From 1959-67, at the U.S. Army Electronics Laboratories, Meindl worked with integrated circuits (ICs) – a field then barely six months old – and served consecutively as section leader, branch chief, and founding director of the Integrated Electronics Division, made up of 80 people with responsibility for all USAEL R&D efforts in microelectronics. Meindl worked with early industry pioneers, who taught him about ICs, and he then began his own research, trying to figure out how to make an IC operate at a power level so low that it could be used inside a helmet as part of a radio receiver.
From 1967-1986, at Stanford University, Meindl served as founding director of the Integrated Circuits Laboratory, director of the Stanford Electronics Laboratories, associate dean for research in the School of Engineering, and founding co-director of the Center for Integrated Systems, which was a model for university and industry cooperative research in microelectronics.
While at Stanford, Meindl developed low-power integrated circuits and sensors for a portable reading aid for the blind, miniature wireless radio telemetry systems for biomedical research, and non-invasive ultrasonic imaging and blood-flow measurement systems. From 1986-1993, at Rensselaer Polytechnic Institute (RPI), he served as senior vice president for academic affairs and provost.
At Georgia Tech, Meindl was the MiRC director for 20 years, where he pursued work on different solutions for solving interconnectivity problems that arise from trying to interconnect billions of transistors within a tiny chip. Meindl was also the founding director of the SIA/DOD Interconnect Focus Center, leading a national team of more than 60 faculty members from the Massachusetts Institute of Technology, Stanford, RPI, Cornell University, SUNY-Albany, and Georgia Tech. In 2006, he became founding director of the Nanotechnology Research Center, the largest dual facility cleanroom in the southeastern United States, bringing together physical sciences and engineering and biological and biomedical nanotechnology research capabilities. The Marcus Nanotechnology Building, which housed the Center, was opened in 2009. His record of leadership in microelectronics and nanotechnology is unmatched.
Meindl published over 600 articles and four books, and he was issued 23 patents. From 1966-1971, he served as the founding editor of the IEEE Journal of Solid-State Circuits. Meindl’s 90 Ph.D. graduates from Stanford, RPI, and Georgia Tech have had a profound impact on the semiconductor industry and on academia in many roles, including as corporate CEOs, university presidents, and deans. Among those Ph.D. graduates are three current Georgia Tech ECE faculty members, Muhannad Bakir, Jeff Davis, and Azad Naeemi. Even after graduation, alumni of his research groups considered Meindl as a person they turned to when trying make career and life decisions. He was also determined to pass on to his students his ability to see industry needs far into the future.
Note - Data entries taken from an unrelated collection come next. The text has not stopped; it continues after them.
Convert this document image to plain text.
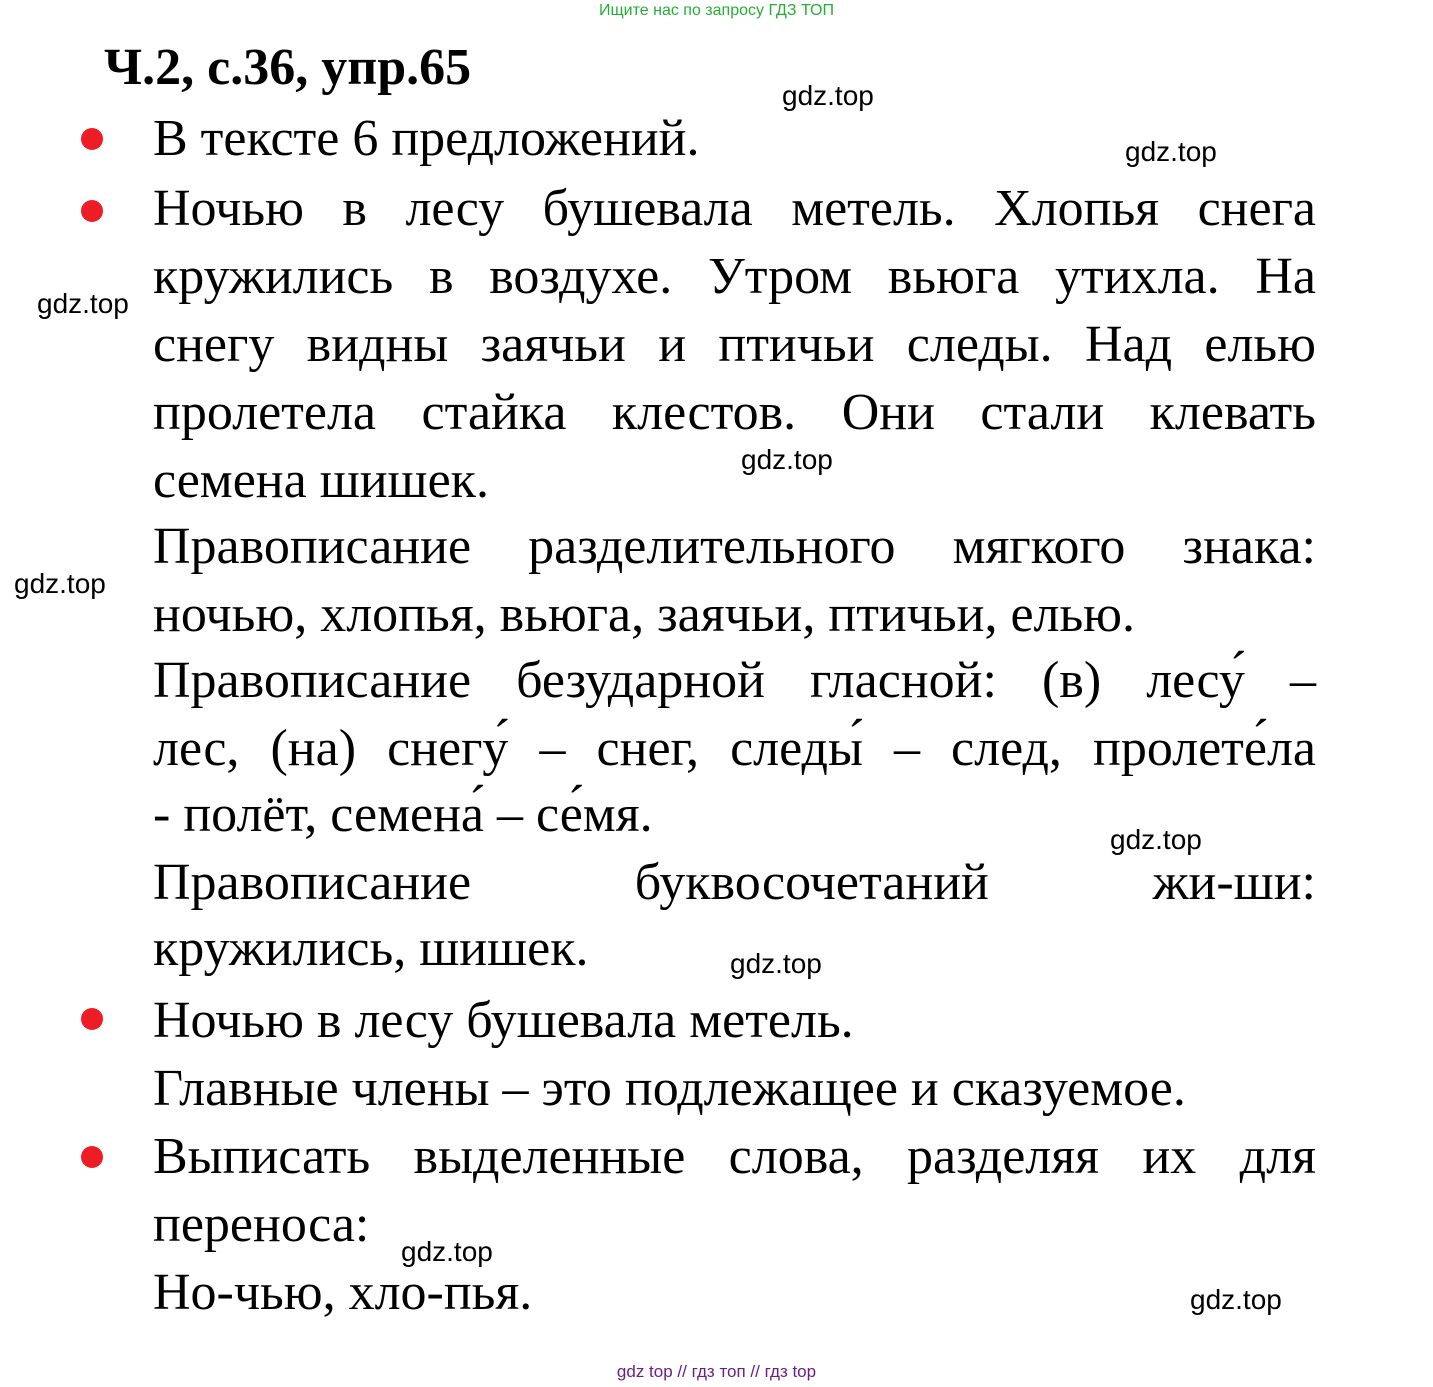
Ищите нас по запросу ГДЗ ТОП
Ч.2, с.36, упр.65	gdz.top
gdz.top
gdz.top
gdz.top
gdz.top
gdz.top
gdz.top
gdz.top
gdz.top
В тексте 6 предложений.
Ночью в лесу бушевала метель. Хлопья снега
кружились в воздухе. Утром вьюга утихла. На
снегу видны заячьи и птичьи следы. Над елью
пролетела стайка клестов. Они стали клевать
семена шишек.
Правописание разделительного мягкого знака:
ночью, хлопья, вьюга, заячьи, птичьи, елью.
Правописание безударной гласной: (в) лесу́ –
лес, (на) снегу́ – снег, следы́ – след, пролете́ла
- полёт, семена́ – се́мя.
Правописание буквосочетаний жи-ши:
кружились, шишек.
Ночью в лесу бушевала метель.
Главные члены – это подлежащее и сказуемое.
Выписать выделенные слова, разделяя их для
переноса:
Но-чью, хло-пья.
gdz top // гдз топ // гдз top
Meindl’s leadership and technical awards are many, but a short list includes the 2016 Sigma Xi Monie Ferst Award, 2006 IEEE Medal of Honor, 2004 SRC Aristotle Award, 2001 Georgia Tech Class of 1934 Distinguished Professor Award, 2000 IEEE Third Millennium Medal, 1999 SIA University Research Award, 1991 ASEE Benjamin Garver Lamme Medal, and 1990 IEEE Education Medal. He was a member of the National Academy of Engineering, a Life Fellow of IEEE, Fellow of the American Association for the Advancement of Science, Eminent Member of Eta Kappa Nu, and a Life Member of Sigma Xi.
While Meindl’s influence on his own Ph.D. students is unquestionable, he made a significant and lasting impact on the Georgia Tech ECE faculty, as well as his many colleagues in the U.S. and around the world. We have been truly honored to have had Jim Meindl as our colleague, mentor, and friend.